On Tuesday, DeSantis told reporters Florida was regaining control over the virus, citing lower hospitalization and positive percentage rates.
“The trend is much better today than it was two weeks ago,” said DeSantis. “I am confident that we will get through this. I am confident that the folks… in our hospital systems will continue to do a great job and meet the demand. There is a lot of anxiety and fear out there and I think we are going to be able to get through it. We are not there yet.”
Cases have been on the rise for the past week in Florida, coming to a head on July 12 when the state shattered U.S. records after recording more than 15,000 cases in one day.
One day later, the Herald-Tribune reported that DeSantis said during a press conference at the University of Florida hospital that testing was to blame for the state’s increase in cases — a notion that has been touted by U.S. President Donald Trump.
“The whole United States was probably not doing 144,000 tests in March,” said DeSantis. “If we were doing 80,000 tests a day in March or April, those numbers would’ve been dramatically higher in terms of case numbers from what we wound up having.”
Dr.
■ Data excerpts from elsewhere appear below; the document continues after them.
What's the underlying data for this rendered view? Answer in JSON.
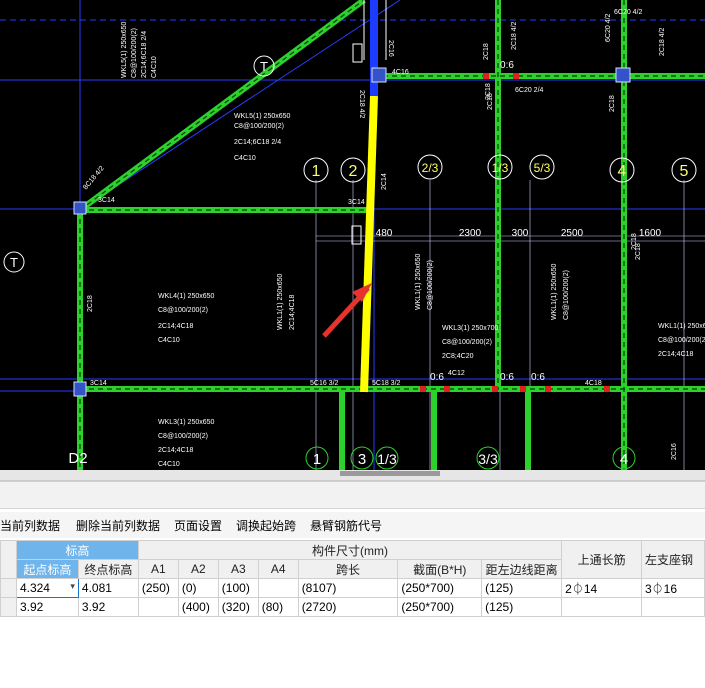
{
  "drawing": {
    "axis_labels": [
      "1",
      "2",
      "2/3",
      "1/3",
      "5/3",
      "4",
      "5",
      "1",
      "3",
      "1/3",
      "3/3",
      "4",
      "D2",
      "T",
      "T"
    ],
    "dims": [
      "2300",
      "300",
      "2500",
      "1600",
      "0:6",
      "0:6",
      "0:6",
      "0:6",
      "480"
    ],
    "beam_labels": [
      "WKL5(1) 250x650",
      "C8@100/200(2)",
      "2C14;6C18 2/4",
      "C4C10",
      "WKL4(1) 250x650",
      "C8@100/200(2)",
      "2C14;4C18",
      "C4C10",
      "WKL3(1) 250x650",
      "C8@100/200(2)",
      "2C14;4C18",
      "C4C10",
      "WKL1(1) 250x650",
      "C8@100/200(2)",
      "WKL3(1) 250x700",
      "C8@100/200(2)",
      "2C8;4C20",
      "WKL1(1) 250x650",
      "2C14;4C18",
      "2C18 4/2",
      "6C20 4/2",
      "6C20 2/4",
      "8C18 4/2",
      "3C14",
      "2C18",
      "2C16",
      "2C14",
      "4C16",
      "5C16 3/2",
      "5C18 3/2",
      "4C12",
      "4C18",
      "2C18"
    ]
  },
  "toolbar": {
    "items": [
      "当前列数据",
      "删除当前列数据",
      "页面设置",
      "调换起始跨",
      "悬臂钢筋代号"
    ]
  },
  "table": {
    "group_header_elev": "标高",
    "group_header_size": "构件尺寸(mm)",
    "headers": [
      "起点标高",
      "终点标高",
      "A1",
      "A2",
      "A3",
      "A4",
      "跨长",
      "截面(B*H)",
      "距左边线距离",
      "上通长筋",
      "左支座钢"
    ],
    "rows": [
      [
        "4.324",
        "4.081",
        "(250)",
        "(0)",
        "(100)",
        "",
        "(8107)",
        "(250*700)",
        "(125)",
        "2⏀14",
        "3⏀16"
      ],
      [
        "3.92",
        "3.92",
        "",
        "(400)",
        "(320)",
        "(80)",
        "(2720)",
        "(250*700)",
        "(125)",
        "",
        ""
      ]
    ]
  },
  "colors": {
    "beam": "#2cd12c",
    "grid_blue": "#2a3dff",
    "selected": "#ffff00",
    "arrow": "#e8322c",
    "text_white": "#ffffff",
    "header_blue": "#6fb4ea"
  }
}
Stanley Marks, chief medical officer for Memorial Healthcare System in Broward County, told the Associated Press Florida’s rising daily death rate shows “we’re not beating his disease yet,” expressing concern for Floridians who haven’t been following health guidelines.
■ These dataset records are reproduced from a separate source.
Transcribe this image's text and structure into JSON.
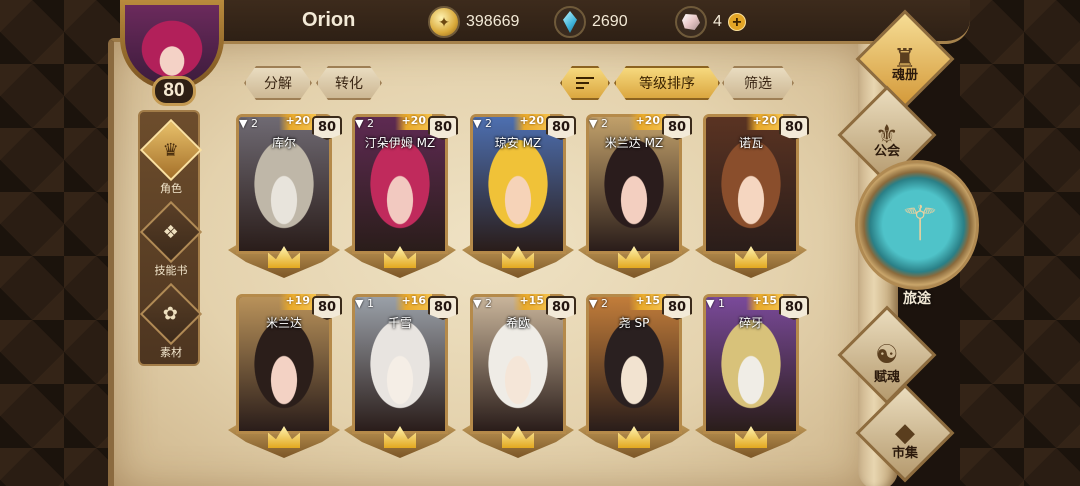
{
  "player": {
    "name": "Orion",
    "level": "80"
  },
  "resources": {
    "gold": "398669",
    "gems": "2690",
    "stones": "4"
  },
  "left_nav": [
    {
      "label": "角色",
      "icon": "helmet-icon",
      "glyph": "♛",
      "active": true
    },
    {
      "label": "技能书",
      "icon": "skill-book-icon",
      "glyph": "❖",
      "active": false
    },
    {
      "label": "素材",
      "icon": "material-icon",
      "glyph": "✿",
      "active": false
    }
  ],
  "filters": {
    "decompose": "分解",
    "transform": "转化",
    "sort_by_level": "等级排序",
    "filter": "筛选"
  },
  "cards": [
    {
      "name": "库尔",
      "stars": "2",
      "plus": "+20",
      "level": "80",
      "palette": [
        "#e8e4dc",
        "#bfb7a8",
        "#6f6a73"
      ]
    },
    {
      "name": "汀朵伊姆 MZ",
      "stars": "2",
      "plus": "+20",
      "level": "80",
      "palette": [
        "#f2c9c0",
        "#c02a5c",
        "#5e2a52"
      ]
    },
    {
      "name": "琼安 MZ",
      "stars": "2",
      "plus": "+20",
      "level": "80",
      "palette": [
        "#f6d3b8",
        "#f0c238",
        "#4d6fb0"
      ]
    },
    {
      "name": "米兰达 MZ",
      "stars": "2",
      "plus": "+20",
      "level": "80",
      "palette": [
        "#f3cfc0",
        "#2a1c1c",
        "#c1a06a"
      ]
    },
    {
      "name": "诺瓦",
      "stars": "",
      "plus": "+20",
      "level": "80",
      "palette": [
        "#f5d6c0",
        "#8a4e2c",
        "#5a3322"
      ]
    },
    {
      "name": "米兰达",
      "stars": "",
      "plus": "+19",
      "level": "80",
      "palette": [
        "#f3d2c4",
        "#2b1e1a",
        "#b9925a"
      ]
    },
    {
      "name": "千雪",
      "stars": "1",
      "plus": "+16",
      "level": "80",
      "palette": [
        "#f5eee6",
        "#e8e4e0",
        "#9aa0a8"
      ]
    },
    {
      "name": "希欧",
      "stars": "2",
      "plus": "+15",
      "level": "80",
      "palette": [
        "#f5e6d8",
        "#efece6",
        "#c8b49a"
      ]
    },
    {
      "name": "尧 SP",
      "stars": "2",
      "plus": "+15",
      "level": "80",
      "palette": [
        "#f2e3d0",
        "#2a2020",
        "#c27d3a"
      ]
    },
    {
      "name": "碎牙",
      "stars": "1",
      "plus": "+15",
      "level": "80",
      "palette": [
        "#f0ede6",
        "#d8c27a",
        "#7a4a9a"
      ]
    }
  ],
  "right_menu": {
    "soul_book": "魂册",
    "guild": "公会",
    "journey": "旅途",
    "fusion": "赋魂",
    "market": "市集"
  },
  "colors": {
    "gold": "#dba740",
    "parchment": "#e6d4b0",
    "frame": "#8b6a3f"
  }
}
“I’m concerned about my fellow Floridians that sometimes I see out doing things that just don’t make any sense in the middle of a pandemic,” he said. “We have got to get our fellow citizens to understand it’s up to them to help control this disease. Right now there is no magical medical bullet.”
Although it is recommended that residents wear masks where physical distancing is not possible, DeSantis has refused to mandate mask-wearing, leaving the decision to implement mask rules and keep businesses open to individual counties.
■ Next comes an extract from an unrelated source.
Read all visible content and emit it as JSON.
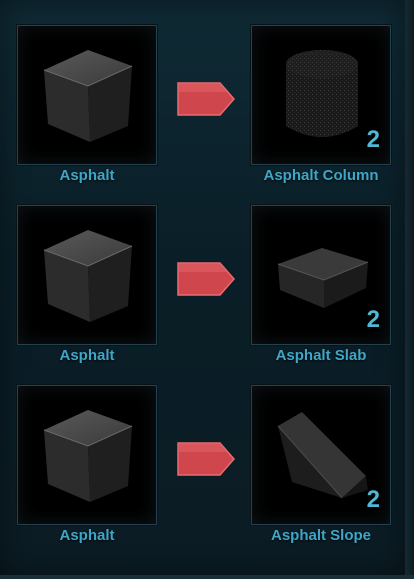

“We’ve got to use every tool at our disposal,” Donald Axelrad, a professor Florida A&M University, said in a previous interview with Global News.
“It’s not clear to me why we would forego one of our most effective tools, that is, wearing a face mask. It’s broadly understood by the scientific community that these are effective. So I respect the governor, but I do not understand his thinking here. And I would ask him to reconsider.”
Anti-mask sentiment among residents has also cast a large shadow over Florida, where conspiracy theories and misinformation have been known to clash with the advice of medical professionals, sometimes producing fatal results.
In one instance, a restaurant rewarded protesters for choosing to go without a mask with free grilled-cheese sandwiches.
“This is America!” protester Chris Nelson shouted at officers who arrived at the restaurant in a video posted online. “It’s not communist China!”
In another, Floridians showed up to a Palm Beach County meeting to oppose “the devil’s laws” — a vote that would mandate masks — spouting unfounded claims and conspiracy theories about face coverings that referenced God, QAnon and Pizzagate.
Slow to close, quick to reopen
Florida was one of the first states in the U.S. to reopen, moving into Phase 2 of its recovery on June 5 before it had completely flattened its curve. Now, it is seeing unprecedented surges, while states like New York, which saw an initial widespread outbreak, are now seeing large COVID-19 case declines.
According to the state’s guidelines, bars, pubs, taverns and restaurants have been operating at 50 per cent capacity since June, while gyms, retail stores and sports venues were allowed to operate at full capacity.
And while it was quick to reopen, Florida was also late to close.
DeSantis declared a state of emergency over the COVID-19 pandemic in mid-March, signing a statewide executive order that would require residents to stay at home on April 1 — expiring May 4.
In contrast, New York had already issued stay-at-home orders by March 20, with its governor, Andrew Cuomo, making wearing masks mandatory in busy areas in mid-April.
— With files from Global News’ Jackson Proskow, the Associated Press and Reuters.